Geleneksel toplumlar içerisinde modern olmaya çalışan bireylere açık bir eleştiri ya da özeleştiriye davet var filmde. İnsanlığın ezici çoğunluğu olduğundan farklı, aslını gizleyerek yaşar toplumda. Her ortama uygun olarak başvurduğumuz roller vardır, ya kendi benliğimizi gizleriz ya da olmak istediğimiz gibi davranırız. Gerçek benliğimizin açığa çıkması, içimizdeki duyguların bir tetikleyiciye bağlı hareket etmesinden başka bir şey değildir. Bu durum doğru veya etik değildir tartışmasından ziyade, ortaya çıkan duyguları yönlendirmede sorun yaşarız sıklıkla.
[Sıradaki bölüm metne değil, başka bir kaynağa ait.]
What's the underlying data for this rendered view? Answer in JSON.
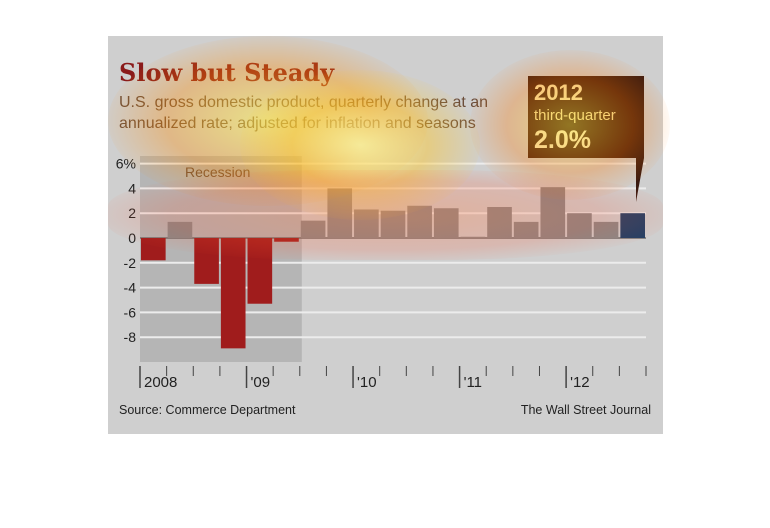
{
  "header": {
    "title": "Slow but Steady",
    "subtitle": "U.S. gross domestic product, quarterly change at an annualized rate; adjusted for inflation and seasons"
  },
  "callout": {
    "year": "2012",
    "label": "third-quarter",
    "value": "2.0%"
  },
  "footer": {
    "source": "Source: Commerce Department",
    "credit": "The Wall Street Journal"
  },
  "colors": {
    "negative_bar": "#a01c1c",
    "positive_bar": "#888888",
    "highlight_bar": "#1f3f66",
    "recession_shade": "#b5b5b5",
    "card_background": "#cfcfcf"
  },
  "chart_data": {
    "type": "bar",
    "categories": [
      "2008 Q1",
      "2008 Q2",
      "2008 Q3",
      "2008 Q4",
      "2009 Q1",
      "2009 Q2",
      "2009 Q3",
      "2009 Q4",
      "2010 Q1",
      "2010 Q2",
      "2010 Q3",
      "2010 Q4",
      "2011 Q1",
      "2011 Q2",
      "2011 Q3",
      "2011 Q4",
      "2012 Q1",
      "2012 Q2",
      "2012 Q3"
    ],
    "values": [
      -1.8,
      1.3,
      -3.7,
      -8.9,
      -5.3,
      -0.3,
      1.4,
      4.0,
      2.3,
      2.2,
      2.6,
      2.4,
      0.1,
      2.5,
      1.3,
      4.1,
      2.0,
      1.3,
      2.0
    ],
    "highlight_index": 18,
    "recession": {
      "label": "Recession",
      "start_index": 0,
      "end_index": 5
    },
    "ylim": [
      -10,
      6
    ],
    "yticks": [
      6,
      4,
      2,
      0,
      -2,
      -4,
      -6,
      -8
    ],
    "ytick_labels": [
      "6%",
      "4",
      "2",
      "0",
      "-2",
      "-4",
      "-6",
      "-8"
    ],
    "xtick_labels": [
      {
        "label": "2008",
        "index": 0
      },
      {
        "label": "'09",
        "index": 4
      },
      {
        "label": "'10",
        "index": 8
      },
      {
        "label": "'11",
        "index": 12
      },
      {
        "label": "'12",
        "index": 16
      }
    ],
    "grid": true
  }
}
Emad karakterinin yaşlı bir adama ne yapacağını bilmemesi ama sonsuz bir öfke duyması gibi. Bu karakter değişimlerinin temel sorunu bireyin yaşadığı çevre ve toplumda olmak istediği kişiliğin karşılığını ve dayanağını bulamaması olmuştur. Satıcı filminde modern görünen ama intikam hırsıyla yanan ve beraberinde modern öncesi güdülerle hareket eden bir karaktere eleştiri sunulurken aynı zamanda İran toplumunun aynı birey üzerindeki etkisi gözler önüne serilmiş ve aslında bireyin toplumdan ayrılamaz bir parça olduğuna vurgu yapılmıştır.
Bizler tüm ilerici çabamıza rağmen içimizde bir yerlerde yaşadığımız toplumun egemen görüşlerini barındırıyoruz. Bir sorun karşısında ters yüz edileceğimiz güne kadar karakterimizi en iyi şekilde hazırlıyoruz ve sunuyoruz. Satıcı, izleyiciyi bu gibi sorularla baş başa bırakan, toplumsal roller üzerine tartışabileceğimiz, benlik duygusu ve toplumda ki yapay karakterlerimiz hakkında bizlere ayna tutan bir film.